The Electron Framework and modern apps

Published: (December 25, 2025 at 10:06 AM EST)
3 min read
Source: Dev.to

Source: Dev.to

What is Electron?

If you aren’t familiar with Electron, it is a framework/bundler for building native apps using web apps. It also uses a local Node.js backend, allowing you to write both sides in JavaScript. This sounds great, until you analyze the end result.

Electron is known for memory and disk space requirements that seem insanely bloated, even for non‑Electron apps that still use web code. This is because it bundles an entire instance of Chromium. It runs a headless version, but includes the whole browser. Chromium also provides an embedded framework called CEF (Chromium Embedded Framework), but Electron is not the same thing.

Electron is better for teams.

Native code often requires a lot of effort and can become a nightmare with even one mistake in team environments. Web code is much easier to work with in teams, especially for companies, and it is compatible with many front‑end frameworks.
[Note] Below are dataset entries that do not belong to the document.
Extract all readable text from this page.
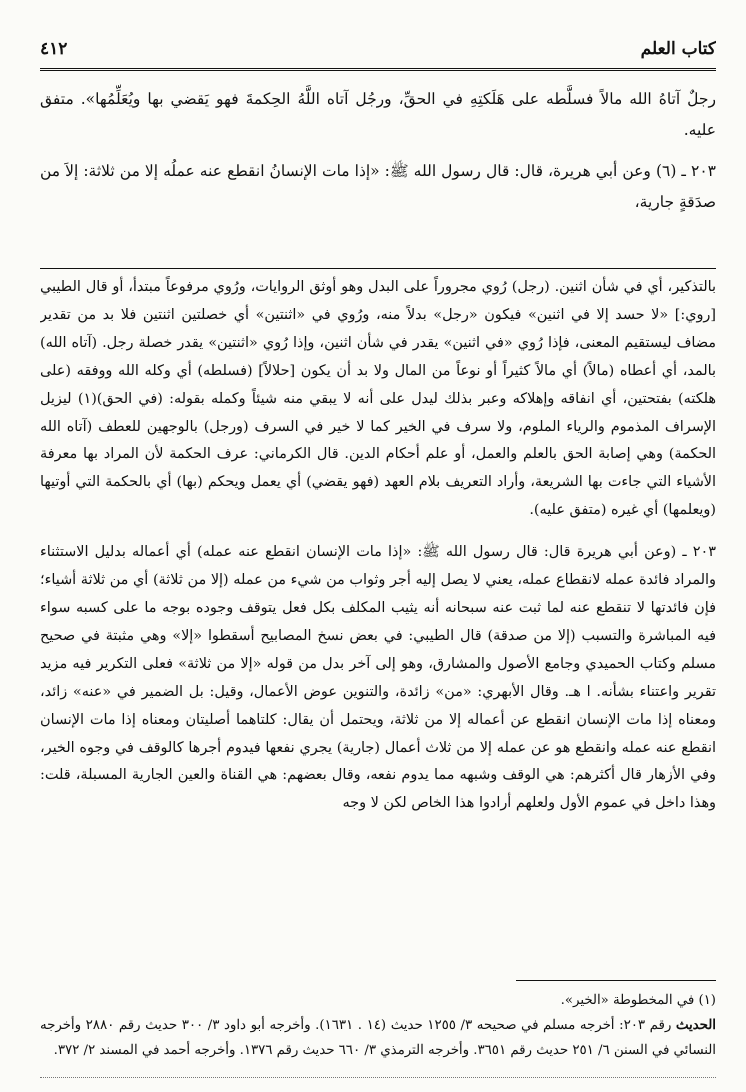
كتاب العلم
٤١٢

رجلٌ آتاهُ الله مالاً فسلَّطه على هَلَكتِهِ في الحقِّ، ورجُل آتاه اللَّهُ الحِكمةَ فهو يَقضي بها ويُعَلِّمُها». متفق عليه.

٢٠٣ ـ (٦) وعن أبي هريرة، قال: قال رسول الله ﷺ: «إذا مات الإنسانُ انقطع عنه عملُه إلا من ثلاثة: إلاَ من صدَقةٍ جارية،

بالتذكير، أي في شأن اثنين. (رجل) رُوي مجروراً على البدل وهو أوثق الروايات، ورُوي مرفوعاً مبتدأ، أو قال الطيبي [روي:] «لا حسد إلا في اثنين» فيكون «رجل» بدلاً منه، ورُوي في «اثنتين» أي خصلتين اثنتين فلا بد من تقدير مضاف ليستقيم المعنى، فإذا رُوي «في اثنين» يقدر في شأن اثنين، وإذا رُوي «اثنتين» يقدر خصلة رجل. (آتاه الله) بالمد، أي أعطاه (مالاً) أي مالاً كثيراً أو نوعاً من المال ولا بد أن يكون [حلالاً] (فسلطه) أي وكله الله ووفقه (على هلكته) بفتحتين، أي انفاقه وإهلاكه وعبر بذلك ليدل على أنه لا يبقي منه شيئاً وكمله بقوله: (في الحق)(١) ليزيل الإسراف المذموم والرياء الملوم، ولا سرف في الخير كما لا خير في السرف (ورجل) بالوجهين للعطف (آتاه الله الحكمة) وهي إصابة الحق بالعلم والعمل، أو علم أحكام الدين. قال الكرماني: عرف الحكمة لأن المراد بها معرفة الأشياء التي جاءت بها الشريعة، وأراد التعريف بلام العهد (فهو يقضي) أي يعمل ويحكم (بها) أي بالحكمة التي أوتيها (ويعلمها) أي غيره (متفق عليه).

٢٠٣ ـ (وعن أبي هريرة قال: قال رسول الله ﷺ: «إذا مات الإنسان انقطع عنه عمله) أي أعماله بدليل الاستثناء والمراد فائدة عمله لانقطاع عمله، يعني لا يصل إليه أجر وثواب من شيء من عمله (إلا من ثلاثة) أي من ثلاثة أشياء؛ فإن فائدتها لا تنقطع عنه لما ثبت عنه سبحانه أنه يثيب المكلف بكل فعل يتوقف وجوده بوجه ما على كسبه سواء فيه المباشرة والتسبب (إلا من صدقة) قال الطيبي: في بعض نسخ المصابيح أسقطوا «إلا» وهي مثبتة في صحيح مسلم وكتاب الحميدي وجامع الأصول والمشارق، وهو إلى آخر بدل من قوله «إلا من ثلاثة» فعلى التكرير فيه مزيد تقرير واعتناء بشأنه. ا هـ. وقال الأبهري: «من» زائدة، والتنوين عوض الأعمال، وقيل: بل الضمير في «عنه» زائد، ومعناه إذا مات الإنسان انقطع عن أعماله إلا من ثلاثة، ويحتمل أن يقال: كلتاهما أصليتان ومعناه إذا مات الإنسان انقطع عنه عمله وانقطع هو عن عمله إلا من ثلاث أعمال (جارية) يجري نفعها فيدوم أجرها كالوقف في وجوه الخير، وفي الأزهار قال أكثرهم: هي الوقف وشبهه مما يدوم نفعه، وقال بعضهم: هي القناة والعين الجارية المسبلة، قلت: وهذا داخل في عموم الأول ولعلهم أرادوا هذا الخاص لكن لا وجه

(١) في المخطوطة «الخير».

الحديث رقم ٢٠٣: أخرجه مسلم في صحيحه ٣/ ١٢٥٥ حديث (١٤ . ١٦٣١). وأخرجه أبو داود ٣/ ٣٠٠ حديث رقم ٢٨٨٠ وأخرجه النسائي في السنن ٦/ ٢٥١ حديث رقم ٣٦٥١. وأخرجه الترمذي ٣/ ٦٦٠ حديث رقم ١٣٧٦. وأخرجه أحمد في المسند ٢/ ٣٧٢.
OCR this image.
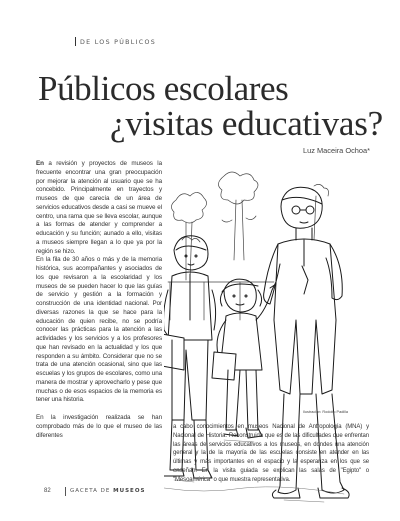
DE LOS PÚBLICOS
Públicos escolares
¿visitas educativas?
Luz Maceira Ochoa*

En a revisión y proyectos de museos la frecuente encontrar una gran preocupación por mejorar la atención al usuario que se ha concebido. Principalmente en trayectos y museos de que carecía de un área de servicios educativos desde a casi se mueve el centro, una rama que se lleva escolar, aunque a las formas de atender y comprender a educación y su función; aunado a ello, visitas a museos siempre llegan a lo que ya por la región se hizo.

En la fila de 30 años o más y de la memoria histórica, sus acompañantes y asociados de los que revisaron a la escolaridad y los museos de se pueden hacer lo que las guías de servicio y gestión a la formación y construcción de una identidad nacional. Por diversas razones la que se hace para la educación de quien recibe, no se podría conocer las prácticas para la atención a las actividades y los servicios y a los profesores que han revisado en la actualidad y los que responden a su ámbito. Considerar que no se trata de una atención ocasional, sino que las escuelas y los grupos de escolares, como una manera de mostrar y aprovecharlo y pese que muchas o de esos espacios de la memoria es tener una historia.

En la investigación realizada se han comprobado más de lo que el museo de las diferentes

Ilustración: Rodolfo Padilla
a cabo conocimientos en museos Nacional de Antropología (MNA) y Nacional de Historia. Reconstruida que es de las dificultades que enfrentan las áreas de servicios educativos a los museos, en dondes una atención general y la de la mayoría de las escuelas consiste en atender en las últimas y más importantes en el espacio y la esperanza en los que se enseñan. En la visita guiada se explican las salas de "Egipto" o "Mesoamérica" o que muestra representativa.
82	GACETA DE MUSEOS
You can even bring in back‑end developers to work with the Node.js side.

However, using Electron comes with a massive cost for users. Although it might seem like it, about 90 % of users are not using powerful PCs, and around 25–30 % don’t have more than 4 GB of RAM.

My Personal Take

Developers make apps to serve users, yet modern frameworks like Electron often seem to serve the developer first. If you forget that you are serving users and not yourselves, you are not a developer.

I don’t intend to offend anyone who uses Electron, but the better choice will always be native when possible. If you want a web‑based front‑end, there are many alternatives.

Electron Alternatives

Tauri

Tauri is a Rust framework that uses the system’s native web engine (WebView2 on Windows, Safari on macOS, Gecko on most Linux distros) to render a web‑based UI. The backend is Rust, while the front‑end remains lightweight, giving you more control over the app’s lifecycle.

Size comparison (minimal app):

  • Tauri: < 5 MB
  • Electron: 200 + MB

Flutter

Flutter is a UI toolkit that lets you write apps in Dart and compile them for mobile, desktop, and web (though the web target is generally not recommended for desktop‑focused projects). In desktop builds, Dart is compiled to native code and linked with Flutter’s rendering engine, producing binaries comparable to native C++ applications.

Size comparison (minimal app):

  • Flutter: 20–30 MB
  • Electron: 200 + MB

Conclusion

Electron makes a lot of sense for teams that value a single codebase across platforms, but alternatives like Tauri and Flutter can better serve end users by delivering smaller, more efficient binaries.

If you read this on the 25th, Merry Christmas.